Comparison with N-body simulations rules out the ``standard" CDM model ($\Omega=1$, $b=1.5$, $\sigma_8=1$) at the 99\% confidence level because this model has insufficient power on scales $\lambda>30$\hmpc. An unbiased open universe CDM model ($\Omega h =0.2$) and a biased CDM model with non-zero cosmological constant ($\Omega h =0.24$, $\lambda_0=0.6$) match the observed power spectrum. The amplitude of the power spectrum depends on the luminosity of galaxies in the sample; bright ($L>L^*$) galaxies are more strongly clustered than faint galaxies. The paucity of bright galaxies in low-density regions may explain this dependence.
To measure the topology of large-scale structure, we compute the genus of isodensity surfaces of the smoothed density field. On scales in the ``non-linear" regime, $\lteq 10$\hmpc, the high- and low-density regions are multiply-connected over a broad range of density threshold, as in a filamentary net. On smoothing scales $>10$\hmpc, the topology is consistent with statistics of a Gaussian random field.

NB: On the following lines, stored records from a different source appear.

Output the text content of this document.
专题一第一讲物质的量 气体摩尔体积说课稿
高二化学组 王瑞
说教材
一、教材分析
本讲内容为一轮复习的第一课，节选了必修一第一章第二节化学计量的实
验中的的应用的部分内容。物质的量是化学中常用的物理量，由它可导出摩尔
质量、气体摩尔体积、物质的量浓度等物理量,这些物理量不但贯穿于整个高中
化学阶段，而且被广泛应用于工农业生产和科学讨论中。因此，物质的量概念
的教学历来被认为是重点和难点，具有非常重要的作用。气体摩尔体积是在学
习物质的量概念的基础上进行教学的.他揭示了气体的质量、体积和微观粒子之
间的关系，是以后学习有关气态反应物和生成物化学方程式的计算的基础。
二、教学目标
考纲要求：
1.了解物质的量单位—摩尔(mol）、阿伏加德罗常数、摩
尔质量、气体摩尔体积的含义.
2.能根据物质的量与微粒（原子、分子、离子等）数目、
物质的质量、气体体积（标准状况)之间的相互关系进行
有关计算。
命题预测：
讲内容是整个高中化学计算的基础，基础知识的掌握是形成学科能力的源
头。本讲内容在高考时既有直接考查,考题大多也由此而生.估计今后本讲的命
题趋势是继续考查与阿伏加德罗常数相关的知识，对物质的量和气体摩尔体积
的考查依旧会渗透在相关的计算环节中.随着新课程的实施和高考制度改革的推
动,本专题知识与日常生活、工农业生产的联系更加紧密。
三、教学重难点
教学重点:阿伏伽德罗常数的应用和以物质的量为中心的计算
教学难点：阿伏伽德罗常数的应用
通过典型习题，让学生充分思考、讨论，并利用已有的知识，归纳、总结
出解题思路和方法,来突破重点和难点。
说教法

Simulations of CDM models fail to produce the observed coherence of structure on non-linear scales ($>95\%$ confidence level).
The underdensity probability (the frequency of regions with density contrast $\delta\rho/\overline{\rho}=-0.8$) depends strongly on the luminosity of galaxies; underdense regions are significantly more common ($>2\sigma$) in bright ($L>L^*$) galaxy samples than in samples which include fainter galaxies.